The interesting thing about commissioning programs for BBC Three is how they’re “‘never afraid to try new things’ and will continue to innovate with breakthrough comedy, stand-out entertainment, brave documentary and intelligent factual formats.” (BBC Three, u.d.) They use real people and situations to tell really informative but also diverse stories in the documentary format. In this documentary, it focuses on a girl called Lelia, a 25 year old from Bradford who is training to be a barrister and go to law school on a scholarship.
The program mainly focuses on how she wants to achieve her goal of being a barrister in a mainly male dominant and sophisticated career. She also talks about how when she was younger, she would always be faced with sexism because she claims that ‘boys always got what they wanted’ and she has to strive even more into proving that she is going to be a good barrister.
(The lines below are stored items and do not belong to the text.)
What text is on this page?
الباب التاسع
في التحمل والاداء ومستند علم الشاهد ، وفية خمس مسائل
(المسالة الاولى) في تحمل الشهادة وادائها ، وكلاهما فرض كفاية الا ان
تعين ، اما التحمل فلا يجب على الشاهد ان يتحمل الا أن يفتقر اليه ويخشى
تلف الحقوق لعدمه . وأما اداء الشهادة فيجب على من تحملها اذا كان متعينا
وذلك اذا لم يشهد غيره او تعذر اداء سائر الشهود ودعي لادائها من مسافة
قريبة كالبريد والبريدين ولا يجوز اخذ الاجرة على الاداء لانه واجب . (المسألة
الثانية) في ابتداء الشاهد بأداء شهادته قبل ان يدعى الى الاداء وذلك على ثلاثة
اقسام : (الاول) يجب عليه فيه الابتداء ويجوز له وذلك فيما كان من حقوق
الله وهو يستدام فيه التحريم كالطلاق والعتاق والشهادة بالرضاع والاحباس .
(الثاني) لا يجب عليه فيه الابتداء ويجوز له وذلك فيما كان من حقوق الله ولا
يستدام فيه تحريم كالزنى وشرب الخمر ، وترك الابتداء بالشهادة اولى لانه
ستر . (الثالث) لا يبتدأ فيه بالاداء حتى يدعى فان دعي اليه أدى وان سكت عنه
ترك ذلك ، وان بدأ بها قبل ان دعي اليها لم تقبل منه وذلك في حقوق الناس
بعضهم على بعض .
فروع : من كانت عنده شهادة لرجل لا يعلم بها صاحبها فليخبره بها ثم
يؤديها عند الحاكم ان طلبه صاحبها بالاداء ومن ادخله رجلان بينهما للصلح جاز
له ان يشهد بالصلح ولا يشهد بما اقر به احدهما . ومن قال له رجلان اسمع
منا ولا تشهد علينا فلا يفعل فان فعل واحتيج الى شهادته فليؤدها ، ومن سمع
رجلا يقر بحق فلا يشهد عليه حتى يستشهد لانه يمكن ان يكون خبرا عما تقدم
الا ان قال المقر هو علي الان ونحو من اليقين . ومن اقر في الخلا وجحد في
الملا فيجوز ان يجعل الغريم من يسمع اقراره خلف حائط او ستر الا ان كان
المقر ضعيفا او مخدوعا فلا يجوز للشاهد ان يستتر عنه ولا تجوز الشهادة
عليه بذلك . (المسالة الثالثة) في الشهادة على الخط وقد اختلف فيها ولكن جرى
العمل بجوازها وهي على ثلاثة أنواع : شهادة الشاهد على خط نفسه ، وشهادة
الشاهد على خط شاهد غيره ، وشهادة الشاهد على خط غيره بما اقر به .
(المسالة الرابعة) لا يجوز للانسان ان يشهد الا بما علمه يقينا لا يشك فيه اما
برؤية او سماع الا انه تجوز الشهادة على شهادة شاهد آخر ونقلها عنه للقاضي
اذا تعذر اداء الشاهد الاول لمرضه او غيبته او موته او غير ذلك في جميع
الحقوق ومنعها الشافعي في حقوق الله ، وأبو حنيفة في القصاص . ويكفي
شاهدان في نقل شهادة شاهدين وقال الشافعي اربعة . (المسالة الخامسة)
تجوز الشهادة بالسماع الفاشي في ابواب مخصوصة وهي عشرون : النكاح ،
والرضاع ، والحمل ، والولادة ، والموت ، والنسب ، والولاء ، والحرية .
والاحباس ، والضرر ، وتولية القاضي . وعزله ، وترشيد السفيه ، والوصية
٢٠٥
Not only that but the program focuses on part time job as a teacher, the audience see some actuality of her teaching the children and her approach is very straightforward, and to the point. She seems like a down to earth person in the program and I think the program aimed for her to be seen in a positive light as she is very humorous, and ambitious. The program also states some facts about law students and the acceptance rate, only half of the applicants get in.
The resolution at the end of the program was that she got accepted into The University of Leeds Law School but still needs funding for her degree which is a satisfying end for audiences watching the short documentary on BBC Three.